Espíritos orientais e as diferenças raciais

        
      Os espíritos orientais se apresentam na umbanda cada vez mais ostensivamente. São entidades discretas, quase anônimas, apresentam certa resistência a darem um nome e mudam sua forma espiritual em conformidade ao local que irão atuar. São entidades de grandes conhecimentos ancestrais na magia e curas espirituais, serias e de vibrações sutilíssimas. 
        Temos que refletir os motivos dos espíritos manterem-se ligados às etnias terrenas. Sendo espíritos isto não seria dispensável? Como estamos falando de intercâmbio mediúnico entre planos dimensionais diferentes, em que se impõe comunicação entre os dois lados da vida, temos que considerar os aglomerados espirituais em torno do orbe e as migrações geográficas entre as encarnações. Experimentando em si as diferenças raciais de acordo com o local que o espírito encarna, vai ele aprendendo a exercitar o amor na diversidade. Como a maioria dos espíritos que atuam no astral tem compromisso evolutivo com a mediunidade e com àqueles que os recepcionam, por vezes optam por determinada forma de apresentação mais afim com seu compromisso evolutivo. Assim, as entidades que se apresentam como orientais no movimento umbandista vão se adaptando a cultura ocidental e se preparam para reencarnar no Brasil. Outros existem que não mais reencarnarão e se apresentam como hinduístas, árabes ou tibetanos simplesmente por simpatia e afinidade.
     São mentores de cura que apelam à razão, buscam esclarecer as causas das dores e enfermidades humanas bem como a necessidade de reforma íntima de cada cidadão.
        Registremos que os espíritos que tiveram vida corpórea nas diversas regiões orientais do orbe estão nas fileiras da umbanda desde o seu início.  Consideremos igualmente que não existe necessariamente uma linha do oriente, pois as entidades orientais se apresentam em todas as linhas vibratórias, embora haja cultos em dia especial para manifestação dos espíritos orientais. Então, não deve ser motivo de contrariedade um preto velho marroquino, um xangô da montanha tibetano, um ogum mandarim chinês, um oxoce indiano, mesmo que preponderem as formas de apresentação mais ligadas aos índios e africanos.

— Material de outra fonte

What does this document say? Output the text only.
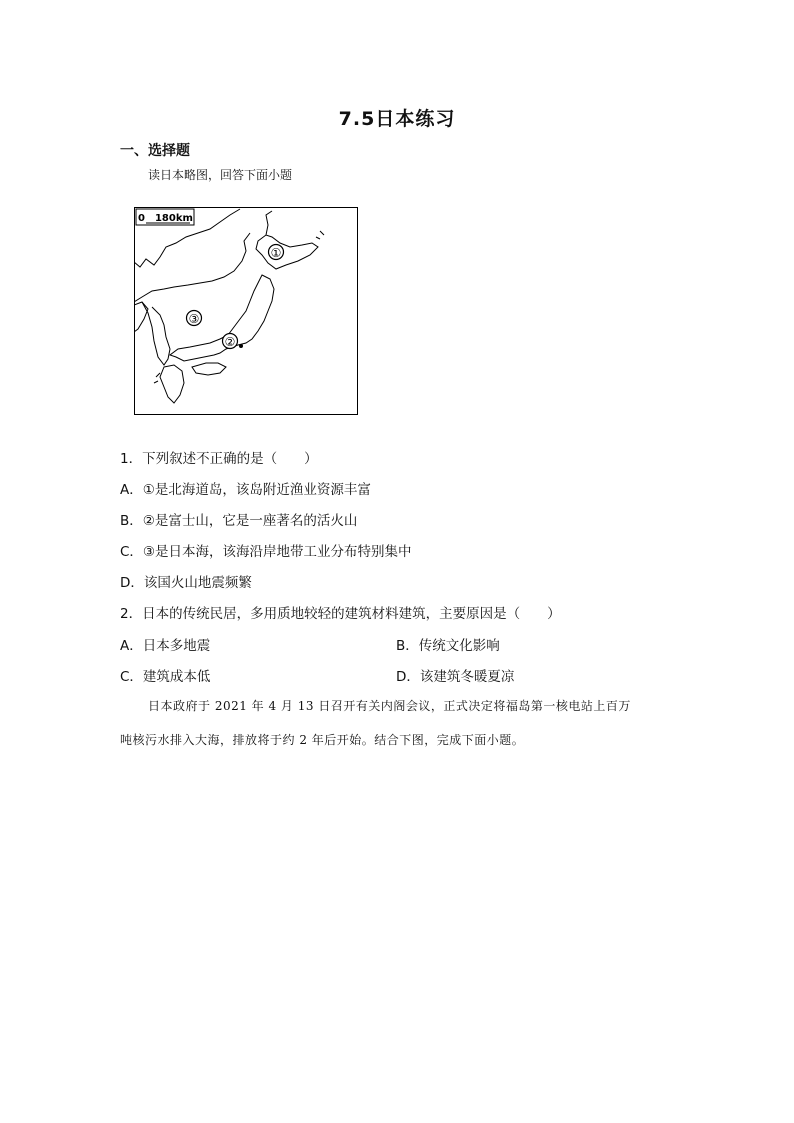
7.5日本练习
一、选择题
读日本略图，回答下面小题
0　180km
①
③
②
1．下列叙述不正确的是（　　）
A．①是北海道岛，该岛附近渔业资源丰富
B．②是富士山，它是一座著名的活火山
C．③是日本海，该海沿岸地带工业分布特别集中
D．该国火山地震频繁
2．日本的传统民居，多用质地较轻的建筑材料建筑，主要原因是（　　）
A．日本多地震	B．传统文化影响
C．建筑成本低	D．该建筑冬暖夏凉
日本政府于 2021 年 4 月 13 日召开有关内阁会议，正式决定将福岛第一核电站上百万
吨核污水排入大海，排放将于约 2 年后开始。结合下图，完成下面小题。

        Os espíritos orientais estão na umbanda com a missão de amalgamar os conhecimentos iniciáticos milenares do oriente com o cientificismo racionalista ocidental, sem perda do foco que é tornar os corações endurecidos mais amorosos, desde a índole religiosa orientalista asceta que foge do mundo até ao bom vivente mundano que se entrega ao apelo sensório carnal e materialista. Procuram fecundar nas mentes os reais valores espirituais, morais e éticos do Cristo Cósmico em consonância com os ensinamentos de Jesus e de todos os avatares do oriente.
        Na verdade, re-enfatizamos que o povo do oriente não se constitui em uma linha ou irradiação separada como a dos outros orixás. É uma gigantesca legião de espíritos que estão ligados ao Cristo Cósmico e tem como patrono um espírito irradiador de muita luz, e que em sua última encarnação conhecida recebeu o nome de João Batista, aquele que batizou Jesus e anunciava a chegada do Messias, tendo em sua vibração um raio cósmico direto do Cristo Planetário.